In my group and private classes, however, it's never a question: there will be adjusts and assists. That's because I don't teach to "strangers". I prefer we meet before your first class, talk awhile, review your goals and particular issues. That's when we outline the process, and you give me permission to work with you in a certain manner. I also make it a point to pay attention: if someone comes into a session with a certain energy, or I see how he or she is moving into practice, both of these things influence whether or not I adjust and assist. In addition, I can't do this from the front of the room, never leaving the mat: I prefer to practice alongside you, or walk around, or get down on the floor to listen to your breath. In these ways, I continue to learn about you and your practice.
And I make the message clear: it's always your practice -- I'm simply there to guide you in the best way possible. There will be days when you don't want to be bothered...or you're recovering from a particular physical issue...or you simply want to take Child's Pose instead of Downward Dog because that's what feels right...or you need a hug but don't want to talk about why.
Knowing you, understanding your presence in that moment, helping you create space...any adjusting and assisting is influenced by these and many other factors as well. As your teacher, it's my responsibility to pay attention to these details, and maybe not approach you at all except with a whispered verbal cue. That can still be an "adjustment" or an "assist" -- but it's also respectful of your individual needs, which may not be those of other members in a group class setting, and thus shouldn't be broadcast as part of session instruction. Plus, while verbal cues are integral to a well-guided session -- a teacher needs to know when to allow silence. So I can be quiet and still attentive to your needs with a bit of hands-on instruction.

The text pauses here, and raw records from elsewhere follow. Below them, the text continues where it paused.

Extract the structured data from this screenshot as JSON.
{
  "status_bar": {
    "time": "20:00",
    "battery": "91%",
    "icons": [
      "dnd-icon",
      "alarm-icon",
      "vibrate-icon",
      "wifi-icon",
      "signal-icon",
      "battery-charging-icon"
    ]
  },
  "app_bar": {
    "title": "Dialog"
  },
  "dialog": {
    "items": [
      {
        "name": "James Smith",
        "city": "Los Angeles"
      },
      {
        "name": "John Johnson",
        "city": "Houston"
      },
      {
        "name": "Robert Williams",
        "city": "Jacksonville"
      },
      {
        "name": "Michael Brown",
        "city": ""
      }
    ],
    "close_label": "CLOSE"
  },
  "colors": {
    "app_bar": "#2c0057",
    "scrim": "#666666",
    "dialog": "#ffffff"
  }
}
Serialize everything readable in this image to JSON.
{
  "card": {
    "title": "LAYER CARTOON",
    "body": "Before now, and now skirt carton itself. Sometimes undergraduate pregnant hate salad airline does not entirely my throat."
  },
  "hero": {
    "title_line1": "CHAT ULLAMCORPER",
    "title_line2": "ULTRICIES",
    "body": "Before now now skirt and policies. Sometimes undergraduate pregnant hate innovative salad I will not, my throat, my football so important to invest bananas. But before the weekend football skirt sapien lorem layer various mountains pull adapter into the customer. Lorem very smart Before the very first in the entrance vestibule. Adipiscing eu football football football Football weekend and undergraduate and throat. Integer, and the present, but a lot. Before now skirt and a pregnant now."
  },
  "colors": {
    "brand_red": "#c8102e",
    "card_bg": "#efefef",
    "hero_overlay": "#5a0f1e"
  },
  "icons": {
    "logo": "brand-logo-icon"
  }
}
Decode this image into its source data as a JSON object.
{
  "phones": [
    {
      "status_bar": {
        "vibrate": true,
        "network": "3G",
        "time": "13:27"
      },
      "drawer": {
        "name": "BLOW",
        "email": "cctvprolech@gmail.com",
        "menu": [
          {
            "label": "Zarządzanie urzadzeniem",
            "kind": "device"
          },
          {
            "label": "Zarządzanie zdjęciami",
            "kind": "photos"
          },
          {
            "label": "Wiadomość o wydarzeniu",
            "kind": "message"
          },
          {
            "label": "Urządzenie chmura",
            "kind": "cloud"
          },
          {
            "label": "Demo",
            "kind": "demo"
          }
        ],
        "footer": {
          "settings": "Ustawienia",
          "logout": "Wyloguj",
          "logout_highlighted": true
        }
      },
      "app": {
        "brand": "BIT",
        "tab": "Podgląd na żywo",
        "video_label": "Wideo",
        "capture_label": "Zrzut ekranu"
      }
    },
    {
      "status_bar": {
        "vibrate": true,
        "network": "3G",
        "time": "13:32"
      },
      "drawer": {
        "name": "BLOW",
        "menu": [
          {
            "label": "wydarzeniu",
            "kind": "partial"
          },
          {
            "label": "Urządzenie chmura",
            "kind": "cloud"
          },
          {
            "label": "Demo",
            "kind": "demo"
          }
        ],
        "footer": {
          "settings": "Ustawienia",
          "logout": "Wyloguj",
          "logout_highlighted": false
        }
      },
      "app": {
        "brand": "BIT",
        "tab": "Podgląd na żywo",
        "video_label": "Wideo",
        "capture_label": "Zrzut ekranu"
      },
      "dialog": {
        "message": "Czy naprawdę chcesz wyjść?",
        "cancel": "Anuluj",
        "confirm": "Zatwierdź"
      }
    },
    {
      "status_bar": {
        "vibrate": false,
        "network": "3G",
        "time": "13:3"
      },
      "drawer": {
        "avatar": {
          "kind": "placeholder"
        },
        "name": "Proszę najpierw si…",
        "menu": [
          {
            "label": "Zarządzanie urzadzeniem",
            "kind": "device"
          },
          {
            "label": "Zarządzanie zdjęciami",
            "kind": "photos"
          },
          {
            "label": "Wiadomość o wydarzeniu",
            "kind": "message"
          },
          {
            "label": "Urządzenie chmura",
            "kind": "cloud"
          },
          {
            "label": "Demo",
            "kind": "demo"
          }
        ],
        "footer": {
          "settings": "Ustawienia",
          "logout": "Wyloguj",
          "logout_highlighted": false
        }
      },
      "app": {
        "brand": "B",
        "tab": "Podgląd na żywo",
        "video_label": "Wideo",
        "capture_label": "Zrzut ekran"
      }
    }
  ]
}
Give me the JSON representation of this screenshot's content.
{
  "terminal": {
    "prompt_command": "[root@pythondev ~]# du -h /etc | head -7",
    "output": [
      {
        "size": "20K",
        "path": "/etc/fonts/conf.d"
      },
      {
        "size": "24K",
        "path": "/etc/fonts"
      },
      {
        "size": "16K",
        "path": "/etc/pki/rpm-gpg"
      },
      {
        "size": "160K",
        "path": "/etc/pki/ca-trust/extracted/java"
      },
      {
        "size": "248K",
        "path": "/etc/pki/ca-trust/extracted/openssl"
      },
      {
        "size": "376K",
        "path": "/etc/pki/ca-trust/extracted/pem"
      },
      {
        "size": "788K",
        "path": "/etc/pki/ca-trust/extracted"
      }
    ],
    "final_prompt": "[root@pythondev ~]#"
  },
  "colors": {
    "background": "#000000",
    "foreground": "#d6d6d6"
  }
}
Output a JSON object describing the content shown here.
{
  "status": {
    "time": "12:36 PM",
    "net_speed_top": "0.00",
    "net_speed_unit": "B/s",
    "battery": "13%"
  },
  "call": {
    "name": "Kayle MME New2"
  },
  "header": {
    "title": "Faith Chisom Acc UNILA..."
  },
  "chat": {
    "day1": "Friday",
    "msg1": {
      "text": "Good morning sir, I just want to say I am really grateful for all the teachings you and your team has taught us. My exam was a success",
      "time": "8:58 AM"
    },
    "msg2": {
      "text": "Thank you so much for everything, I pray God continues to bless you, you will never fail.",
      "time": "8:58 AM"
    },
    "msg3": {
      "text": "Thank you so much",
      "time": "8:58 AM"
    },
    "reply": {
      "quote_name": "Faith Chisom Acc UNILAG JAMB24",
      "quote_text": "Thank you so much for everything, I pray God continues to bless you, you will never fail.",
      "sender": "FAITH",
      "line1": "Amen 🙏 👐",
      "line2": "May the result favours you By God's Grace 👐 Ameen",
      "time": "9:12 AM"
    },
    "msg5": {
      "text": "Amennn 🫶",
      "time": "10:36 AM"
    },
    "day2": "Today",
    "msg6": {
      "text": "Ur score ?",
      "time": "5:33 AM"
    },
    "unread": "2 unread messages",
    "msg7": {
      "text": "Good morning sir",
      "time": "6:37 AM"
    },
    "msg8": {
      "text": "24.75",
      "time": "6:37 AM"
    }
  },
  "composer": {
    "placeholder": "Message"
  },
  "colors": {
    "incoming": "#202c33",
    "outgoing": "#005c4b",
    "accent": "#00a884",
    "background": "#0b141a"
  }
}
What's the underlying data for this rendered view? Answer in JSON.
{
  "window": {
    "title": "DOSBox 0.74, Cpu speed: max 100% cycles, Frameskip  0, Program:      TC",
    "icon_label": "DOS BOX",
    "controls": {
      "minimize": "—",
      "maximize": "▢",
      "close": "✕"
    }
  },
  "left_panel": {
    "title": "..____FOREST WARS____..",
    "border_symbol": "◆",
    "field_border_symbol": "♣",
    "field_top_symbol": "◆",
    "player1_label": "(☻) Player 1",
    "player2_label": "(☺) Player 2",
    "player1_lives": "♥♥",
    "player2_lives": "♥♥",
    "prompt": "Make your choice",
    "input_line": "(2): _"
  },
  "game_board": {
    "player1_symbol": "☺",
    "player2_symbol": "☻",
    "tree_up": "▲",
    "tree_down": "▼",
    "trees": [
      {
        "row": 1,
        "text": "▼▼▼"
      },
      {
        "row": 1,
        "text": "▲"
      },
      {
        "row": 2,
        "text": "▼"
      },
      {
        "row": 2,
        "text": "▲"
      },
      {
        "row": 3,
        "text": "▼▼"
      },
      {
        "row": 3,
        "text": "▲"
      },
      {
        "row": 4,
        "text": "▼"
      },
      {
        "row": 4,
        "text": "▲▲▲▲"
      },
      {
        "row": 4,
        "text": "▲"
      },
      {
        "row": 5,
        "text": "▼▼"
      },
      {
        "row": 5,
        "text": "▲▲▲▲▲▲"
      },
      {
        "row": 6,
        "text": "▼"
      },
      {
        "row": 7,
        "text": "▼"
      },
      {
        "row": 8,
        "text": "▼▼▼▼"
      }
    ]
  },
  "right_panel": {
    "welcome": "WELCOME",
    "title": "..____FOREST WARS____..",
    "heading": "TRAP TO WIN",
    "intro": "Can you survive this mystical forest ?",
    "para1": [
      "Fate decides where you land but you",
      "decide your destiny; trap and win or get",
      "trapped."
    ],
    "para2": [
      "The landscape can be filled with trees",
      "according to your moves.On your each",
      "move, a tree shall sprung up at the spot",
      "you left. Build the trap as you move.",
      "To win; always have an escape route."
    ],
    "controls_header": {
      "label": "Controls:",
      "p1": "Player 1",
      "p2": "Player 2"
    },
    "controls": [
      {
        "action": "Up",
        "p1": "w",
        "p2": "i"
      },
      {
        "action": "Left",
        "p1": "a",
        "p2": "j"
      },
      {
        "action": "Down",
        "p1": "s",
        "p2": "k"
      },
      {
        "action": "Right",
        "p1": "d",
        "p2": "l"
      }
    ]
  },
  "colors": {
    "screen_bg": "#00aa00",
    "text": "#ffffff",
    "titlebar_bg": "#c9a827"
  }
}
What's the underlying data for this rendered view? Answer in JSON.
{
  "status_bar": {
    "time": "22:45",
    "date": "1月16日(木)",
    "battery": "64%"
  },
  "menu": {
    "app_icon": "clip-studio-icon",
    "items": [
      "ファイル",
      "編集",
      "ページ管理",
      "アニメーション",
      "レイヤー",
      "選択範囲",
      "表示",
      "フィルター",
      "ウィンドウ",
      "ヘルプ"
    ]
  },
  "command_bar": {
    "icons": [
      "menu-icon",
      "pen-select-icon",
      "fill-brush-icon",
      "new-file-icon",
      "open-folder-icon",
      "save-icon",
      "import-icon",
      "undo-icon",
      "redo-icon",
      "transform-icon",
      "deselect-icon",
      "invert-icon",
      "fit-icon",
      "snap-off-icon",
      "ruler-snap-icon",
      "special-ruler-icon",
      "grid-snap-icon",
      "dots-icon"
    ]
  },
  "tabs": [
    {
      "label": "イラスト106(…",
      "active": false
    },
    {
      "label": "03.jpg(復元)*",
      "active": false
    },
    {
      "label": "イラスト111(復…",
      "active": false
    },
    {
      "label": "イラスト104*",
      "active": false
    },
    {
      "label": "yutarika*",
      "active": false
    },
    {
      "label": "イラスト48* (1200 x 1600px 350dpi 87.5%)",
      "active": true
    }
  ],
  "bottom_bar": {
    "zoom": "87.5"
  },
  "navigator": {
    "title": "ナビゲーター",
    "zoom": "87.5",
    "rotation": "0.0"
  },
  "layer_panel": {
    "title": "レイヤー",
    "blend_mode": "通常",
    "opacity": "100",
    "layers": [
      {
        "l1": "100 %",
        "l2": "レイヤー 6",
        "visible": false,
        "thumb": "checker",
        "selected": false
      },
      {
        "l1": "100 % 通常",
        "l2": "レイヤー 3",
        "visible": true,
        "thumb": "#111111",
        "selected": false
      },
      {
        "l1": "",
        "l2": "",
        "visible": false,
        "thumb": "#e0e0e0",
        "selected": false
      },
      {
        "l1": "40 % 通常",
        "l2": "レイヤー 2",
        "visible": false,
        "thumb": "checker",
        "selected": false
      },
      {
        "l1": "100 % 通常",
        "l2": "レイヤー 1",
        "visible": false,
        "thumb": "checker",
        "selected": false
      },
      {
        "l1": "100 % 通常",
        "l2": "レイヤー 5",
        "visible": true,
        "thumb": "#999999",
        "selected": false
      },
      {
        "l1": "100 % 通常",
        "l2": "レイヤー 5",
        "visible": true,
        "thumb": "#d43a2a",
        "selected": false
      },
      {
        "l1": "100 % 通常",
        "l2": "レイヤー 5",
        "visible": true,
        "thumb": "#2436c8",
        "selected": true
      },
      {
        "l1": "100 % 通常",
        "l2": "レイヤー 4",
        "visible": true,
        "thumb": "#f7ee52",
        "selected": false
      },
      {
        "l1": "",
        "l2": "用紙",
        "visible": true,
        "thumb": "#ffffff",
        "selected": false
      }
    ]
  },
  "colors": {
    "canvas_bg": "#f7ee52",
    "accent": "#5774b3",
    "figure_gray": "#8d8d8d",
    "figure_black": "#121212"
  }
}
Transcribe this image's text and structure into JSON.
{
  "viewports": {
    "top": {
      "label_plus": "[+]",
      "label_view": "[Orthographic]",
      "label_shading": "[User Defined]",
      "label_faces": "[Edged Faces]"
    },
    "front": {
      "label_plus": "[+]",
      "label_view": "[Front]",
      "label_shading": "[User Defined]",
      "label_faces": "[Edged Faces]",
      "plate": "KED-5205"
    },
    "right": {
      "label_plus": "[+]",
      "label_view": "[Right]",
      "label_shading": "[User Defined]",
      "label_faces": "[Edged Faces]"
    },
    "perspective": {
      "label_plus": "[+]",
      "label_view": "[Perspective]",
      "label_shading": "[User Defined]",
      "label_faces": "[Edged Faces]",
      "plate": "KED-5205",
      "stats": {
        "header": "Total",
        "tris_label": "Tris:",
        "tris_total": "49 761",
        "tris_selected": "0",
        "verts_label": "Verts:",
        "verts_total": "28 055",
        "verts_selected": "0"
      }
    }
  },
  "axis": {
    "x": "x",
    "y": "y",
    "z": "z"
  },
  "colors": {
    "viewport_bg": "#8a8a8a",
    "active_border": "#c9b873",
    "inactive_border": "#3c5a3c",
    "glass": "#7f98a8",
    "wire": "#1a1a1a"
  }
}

Some naysayers think adjusts and assists reinforce only the physical aspect of yoga, implying there's a "right" way and a "wrong" way to do yoga.
First, I want you be safe, and if a pose is challenging you in ways that sport injury, I'm going to put a stop to it and show you a variation suitable for that moment. This type of demonstration doesn't always come forth properly in a verbal cue. Second, certain alignment is often important, because third, breath is important. If a pose forces a negative change in your breath, I'm going to spot that in a number of ways -- facial expressions, chest compression or fluttering, raggedness. If I don't "get in there" with you, allow for re-positioning, breathe alongside you, neither one of us will have an understanding of what you're expanding in that pose, much less develop any stillness that should come from your practice.
Conversely, a DVD or online class isn't going to help you know when to move into or beyond "your edge"--that sweet spot that helps you experience more in your yoga journey. I've found that never leaving my mat and teaching from the front of the room doesn't permit me to witness these opportunities. My birds-eye view of your practice as I walk around adjusting and assisting is where I can be your guide to this type of discovery.
More importantly: students often desire this type of attention. And if I can serve them well, that's my duty.
I could write volumes about this, but I'll close here: we choose to practice yoga with a real, qualified person because we hope we can expand our practice beyond what a DVD or online video can provide. At all times, there should always be a clear understanding of personal space permission, regarding all aspects of yoga instruction, between both student and teacher (sometimes teachers have boundaries as well!)
Once allowed, this shared physical presence is vital to creating a practice that's progressive, safe, interactive, and meaningful. The relationship between a student and teacher can be a source of joy, knowledge, enlightenment, and deep trust.
I'm honored by every student who allows me to have this hands-on experience with him or her.